Controle de dados e redes é a nova arma das potências. O Sul Global precisa escolher: ser autor de seu destino digital ou apenas fornecedor de dados.

Viver sem soberania digital é como habitar uma casa que não nos pertence. Há teto sobre a cabeça, paredes que protegem da chuva, mas as chaves ficam sempre nas mãos de outros. Essa é a condição do Sul Global: sujeito a regras externas e dependente de tecnologias alheias.

No século XXI, soberania não se mede apenas por fronteiras físicas ou arsenais militares. Ela é determinada pela capacidade de um país proteger dados, controlar redes e governar plataformas. Quem não domina o espaço digital perde autonomia política e econômica, tornando-se refém invisível de poderes externos.

Estados Unidos e o poder das plataformas

Nos Estados Unidos, soberania digital confunde-se com hegemonia. Google, Amazon, Microsoft, Meta e Apple projetam poder além das fronteiras, moldando a vida digital de bilhões. Países que dependem de softwares do Vale do Silício ou armazenam dados em servidores norte-americanos entregam parcelas críticas de sua autonomia. A nuvem aprisiona.

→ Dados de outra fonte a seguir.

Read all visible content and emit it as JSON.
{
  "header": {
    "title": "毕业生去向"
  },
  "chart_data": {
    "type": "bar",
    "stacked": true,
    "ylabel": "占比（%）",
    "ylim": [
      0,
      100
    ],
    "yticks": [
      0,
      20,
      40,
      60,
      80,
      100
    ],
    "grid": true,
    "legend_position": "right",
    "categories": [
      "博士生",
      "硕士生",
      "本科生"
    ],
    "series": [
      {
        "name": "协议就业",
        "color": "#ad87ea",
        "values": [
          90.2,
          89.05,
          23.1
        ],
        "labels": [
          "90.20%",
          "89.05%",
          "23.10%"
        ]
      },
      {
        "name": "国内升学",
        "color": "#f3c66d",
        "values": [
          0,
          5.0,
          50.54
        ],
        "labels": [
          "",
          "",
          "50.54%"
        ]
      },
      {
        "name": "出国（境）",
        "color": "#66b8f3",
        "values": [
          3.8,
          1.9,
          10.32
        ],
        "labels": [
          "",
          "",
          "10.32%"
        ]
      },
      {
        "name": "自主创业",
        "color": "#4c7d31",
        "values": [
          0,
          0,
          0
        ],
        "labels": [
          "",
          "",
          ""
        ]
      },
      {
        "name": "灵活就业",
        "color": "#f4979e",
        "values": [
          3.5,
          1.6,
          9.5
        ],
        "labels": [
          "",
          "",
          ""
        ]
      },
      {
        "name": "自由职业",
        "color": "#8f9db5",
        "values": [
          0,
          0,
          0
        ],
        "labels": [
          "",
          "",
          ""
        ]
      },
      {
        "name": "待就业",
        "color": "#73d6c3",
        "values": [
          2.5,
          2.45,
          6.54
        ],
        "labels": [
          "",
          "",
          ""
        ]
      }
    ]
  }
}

O discurso oficial norte-americano fala em liberdade digital, mas o que está em jogo é a manutenção de sua primazia global. Washington compreendeu que o controle de dados é tão estratégico quanto o petróleo. A soberania digital, para os EUA, significa que o mundo inteiro continua orbitando em sua esfera.

China aposta na blindagem

Para a China, soberania digital significa blindagem. Daí a noção de “ciber-soberania”: o Estado como árbitro supremo do que circula em seu espaço digital. O Grande Firewall simboliza esse controle, mas o ponto crucial foi a decisão de não permitir a saída de dados do território nacional.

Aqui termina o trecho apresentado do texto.